Берзин что-то отвечал, что-то ещё говорил ему на это, но Богатов не слушал. Не из пренебрежения, впрочем, его вниманием всецело завладел огромный лохматый пёс, что ковылял неспешно по перрону от одной группы пассажиров к другой. В псине этой угадывалась и порода, и стать, но только сильно запущенная, изъеденная подавляющими, определяющими всё его бытие условиями бродяжной жизни.
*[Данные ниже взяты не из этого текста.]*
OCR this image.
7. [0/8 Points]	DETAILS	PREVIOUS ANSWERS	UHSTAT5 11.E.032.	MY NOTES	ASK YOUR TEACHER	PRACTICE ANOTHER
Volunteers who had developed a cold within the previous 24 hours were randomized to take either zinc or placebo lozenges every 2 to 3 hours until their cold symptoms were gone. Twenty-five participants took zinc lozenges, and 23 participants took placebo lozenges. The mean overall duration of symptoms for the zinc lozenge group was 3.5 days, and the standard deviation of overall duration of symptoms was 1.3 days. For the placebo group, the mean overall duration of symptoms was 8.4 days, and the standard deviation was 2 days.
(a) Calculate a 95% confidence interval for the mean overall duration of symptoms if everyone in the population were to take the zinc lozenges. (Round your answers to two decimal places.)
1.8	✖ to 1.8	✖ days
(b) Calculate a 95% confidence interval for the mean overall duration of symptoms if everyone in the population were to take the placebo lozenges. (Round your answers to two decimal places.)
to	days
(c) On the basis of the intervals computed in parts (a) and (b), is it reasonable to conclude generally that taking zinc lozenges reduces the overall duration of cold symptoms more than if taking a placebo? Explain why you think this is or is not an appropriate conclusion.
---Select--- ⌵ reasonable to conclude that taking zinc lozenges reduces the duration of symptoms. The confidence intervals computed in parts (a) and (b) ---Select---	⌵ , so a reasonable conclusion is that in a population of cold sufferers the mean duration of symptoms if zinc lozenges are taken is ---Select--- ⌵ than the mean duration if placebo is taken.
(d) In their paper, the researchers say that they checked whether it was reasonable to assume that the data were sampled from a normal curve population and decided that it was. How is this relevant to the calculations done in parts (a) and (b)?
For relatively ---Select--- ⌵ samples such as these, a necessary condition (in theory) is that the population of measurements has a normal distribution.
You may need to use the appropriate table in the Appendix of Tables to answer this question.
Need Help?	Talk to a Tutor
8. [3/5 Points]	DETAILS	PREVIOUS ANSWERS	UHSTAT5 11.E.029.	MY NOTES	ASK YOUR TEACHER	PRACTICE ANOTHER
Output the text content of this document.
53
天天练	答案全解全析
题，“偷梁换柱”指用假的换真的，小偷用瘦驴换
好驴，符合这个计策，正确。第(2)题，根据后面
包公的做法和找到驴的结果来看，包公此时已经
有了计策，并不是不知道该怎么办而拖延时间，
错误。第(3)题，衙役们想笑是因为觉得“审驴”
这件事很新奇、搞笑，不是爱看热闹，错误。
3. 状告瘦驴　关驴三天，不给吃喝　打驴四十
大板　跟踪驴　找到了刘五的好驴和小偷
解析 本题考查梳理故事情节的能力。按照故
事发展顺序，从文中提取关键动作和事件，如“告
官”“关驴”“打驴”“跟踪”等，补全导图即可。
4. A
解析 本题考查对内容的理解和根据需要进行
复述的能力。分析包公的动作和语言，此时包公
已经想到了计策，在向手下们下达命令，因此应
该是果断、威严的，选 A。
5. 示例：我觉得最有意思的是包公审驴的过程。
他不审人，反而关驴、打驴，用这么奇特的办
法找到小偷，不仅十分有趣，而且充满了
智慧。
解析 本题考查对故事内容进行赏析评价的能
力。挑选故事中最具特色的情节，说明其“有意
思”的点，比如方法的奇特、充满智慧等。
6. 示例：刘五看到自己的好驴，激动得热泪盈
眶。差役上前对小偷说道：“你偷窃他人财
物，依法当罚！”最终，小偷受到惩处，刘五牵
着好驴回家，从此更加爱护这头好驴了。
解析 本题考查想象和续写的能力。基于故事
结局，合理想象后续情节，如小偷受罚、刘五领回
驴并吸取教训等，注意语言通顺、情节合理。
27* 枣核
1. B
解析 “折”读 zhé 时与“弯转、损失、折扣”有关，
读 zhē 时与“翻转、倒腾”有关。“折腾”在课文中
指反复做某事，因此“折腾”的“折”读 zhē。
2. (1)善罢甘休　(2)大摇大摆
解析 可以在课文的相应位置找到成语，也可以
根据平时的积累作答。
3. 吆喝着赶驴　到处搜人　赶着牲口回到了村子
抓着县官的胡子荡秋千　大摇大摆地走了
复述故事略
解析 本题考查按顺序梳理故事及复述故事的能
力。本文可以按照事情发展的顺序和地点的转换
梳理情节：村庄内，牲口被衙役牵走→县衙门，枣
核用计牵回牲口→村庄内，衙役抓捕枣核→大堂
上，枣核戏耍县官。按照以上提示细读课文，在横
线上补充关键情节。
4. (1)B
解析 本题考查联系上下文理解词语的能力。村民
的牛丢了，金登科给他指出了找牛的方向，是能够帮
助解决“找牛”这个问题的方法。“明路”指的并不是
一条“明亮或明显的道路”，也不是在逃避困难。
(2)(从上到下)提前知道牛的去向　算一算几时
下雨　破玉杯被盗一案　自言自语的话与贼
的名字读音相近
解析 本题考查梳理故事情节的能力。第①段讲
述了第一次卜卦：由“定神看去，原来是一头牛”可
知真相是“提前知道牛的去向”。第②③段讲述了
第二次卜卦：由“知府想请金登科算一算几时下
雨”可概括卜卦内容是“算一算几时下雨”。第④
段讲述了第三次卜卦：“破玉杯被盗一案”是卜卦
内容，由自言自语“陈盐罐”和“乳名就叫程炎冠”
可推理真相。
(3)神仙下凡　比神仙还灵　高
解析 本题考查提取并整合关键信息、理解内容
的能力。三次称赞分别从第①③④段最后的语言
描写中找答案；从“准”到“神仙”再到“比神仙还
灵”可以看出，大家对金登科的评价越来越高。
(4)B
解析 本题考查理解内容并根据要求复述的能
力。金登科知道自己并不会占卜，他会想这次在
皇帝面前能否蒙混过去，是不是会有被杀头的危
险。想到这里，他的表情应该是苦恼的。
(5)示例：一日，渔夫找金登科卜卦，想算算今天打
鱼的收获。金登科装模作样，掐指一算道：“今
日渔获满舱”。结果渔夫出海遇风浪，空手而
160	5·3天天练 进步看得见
Видимо, брошенный когда-то хозяином, он остался один на один с жестоким миром и теперь ищет в нём спасения от голода, холода, болезней, неустроенности своего бессмысленного существования. Шерсть его свалялась и спуталась в колтуны от грязи, правая передняя лапа волочилась, должно быть, пораненная или отмороженная затяжной северной зимой, морда, опущенная почти к самой земле, не смела подняться высоко и гордо, как когда-то в щенячьей юности, когда он был нужен и любим. Только глаза, взирая исподлобья снизу вверх, ещё искали у мира хоть какого-то участия, на что-то ещё надеялись. Хотя и чисто по-собачьи, наивно и безысходно, вовсе не так, как это бывает у людей. Ведь собака не человек – один в лесу ещё не волк.